There are interesting extensions to this base model. For instance, in [2], a diffusion policy for goal-conditioned Lfd approach is proposed. The basic idea is to train a versatile policy able to achieve different goals (unlike in “vanilla” diffusion policy where the model is trained on a very specific task). Also, in [3] a method is presented where preexisting planners are used to generate high-quality demonstrations that are employed to train a diffusion policy for bi-manual manipulation. There are also approaches that can learn a diffusion policy using data from a very specific task and generalize to new tasks (zero-shot learning) with high accuracy [4]. In [5] a Vision Language model is used to analyze both the task description and the image observation to generate a set of key steps that have to be followed to accomplish the task. The VLM is also used to mark the key points in the observation (image) that are relevant for the task (for instance, the grasp point for an object).

Moreover, to achieve robust robot dexterity, especially when handling objects with diverse physical properties, integrating tactile feedback into policy learning is crucial.
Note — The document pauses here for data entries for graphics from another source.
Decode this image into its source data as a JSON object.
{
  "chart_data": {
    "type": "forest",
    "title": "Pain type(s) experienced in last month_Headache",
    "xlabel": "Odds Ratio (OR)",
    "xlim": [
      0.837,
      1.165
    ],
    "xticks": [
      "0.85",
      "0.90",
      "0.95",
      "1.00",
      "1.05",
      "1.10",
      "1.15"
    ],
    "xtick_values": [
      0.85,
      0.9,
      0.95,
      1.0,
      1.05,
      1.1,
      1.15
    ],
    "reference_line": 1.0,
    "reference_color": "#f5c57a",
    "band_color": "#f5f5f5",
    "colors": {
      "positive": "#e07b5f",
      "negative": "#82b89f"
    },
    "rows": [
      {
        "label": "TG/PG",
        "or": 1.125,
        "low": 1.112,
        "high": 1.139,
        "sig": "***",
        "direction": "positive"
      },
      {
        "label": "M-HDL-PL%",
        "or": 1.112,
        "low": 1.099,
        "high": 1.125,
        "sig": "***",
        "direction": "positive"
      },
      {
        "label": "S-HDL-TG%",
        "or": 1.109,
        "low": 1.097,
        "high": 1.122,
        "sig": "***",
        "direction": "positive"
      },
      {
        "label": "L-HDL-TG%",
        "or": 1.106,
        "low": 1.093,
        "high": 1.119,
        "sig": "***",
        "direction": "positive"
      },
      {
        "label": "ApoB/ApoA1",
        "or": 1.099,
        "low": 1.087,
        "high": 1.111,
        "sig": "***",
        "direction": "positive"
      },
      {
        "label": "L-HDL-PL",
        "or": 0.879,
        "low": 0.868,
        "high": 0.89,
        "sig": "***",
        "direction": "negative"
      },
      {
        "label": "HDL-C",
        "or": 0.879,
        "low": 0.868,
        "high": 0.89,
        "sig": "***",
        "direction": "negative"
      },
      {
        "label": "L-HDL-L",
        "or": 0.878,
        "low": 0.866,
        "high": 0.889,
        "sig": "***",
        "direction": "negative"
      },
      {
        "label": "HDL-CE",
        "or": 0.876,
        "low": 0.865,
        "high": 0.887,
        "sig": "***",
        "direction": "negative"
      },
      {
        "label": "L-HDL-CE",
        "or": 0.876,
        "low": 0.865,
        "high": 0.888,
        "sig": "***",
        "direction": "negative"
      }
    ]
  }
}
Relying solely on visual information limits a robot's ability to discern the necessary interaction forces for grasping and manipulating items of varying rigidity and texture, as shown in [6, 7]. These work show that tactile-conditioned diffusion models can learn nuanced manipulation behaviors, like adjusting grip strength based on texture or object deformation, even when visual input is absent or occluded. This is essential for reliable and fine-grained control, especially in cluttered or visually ambiguous environments.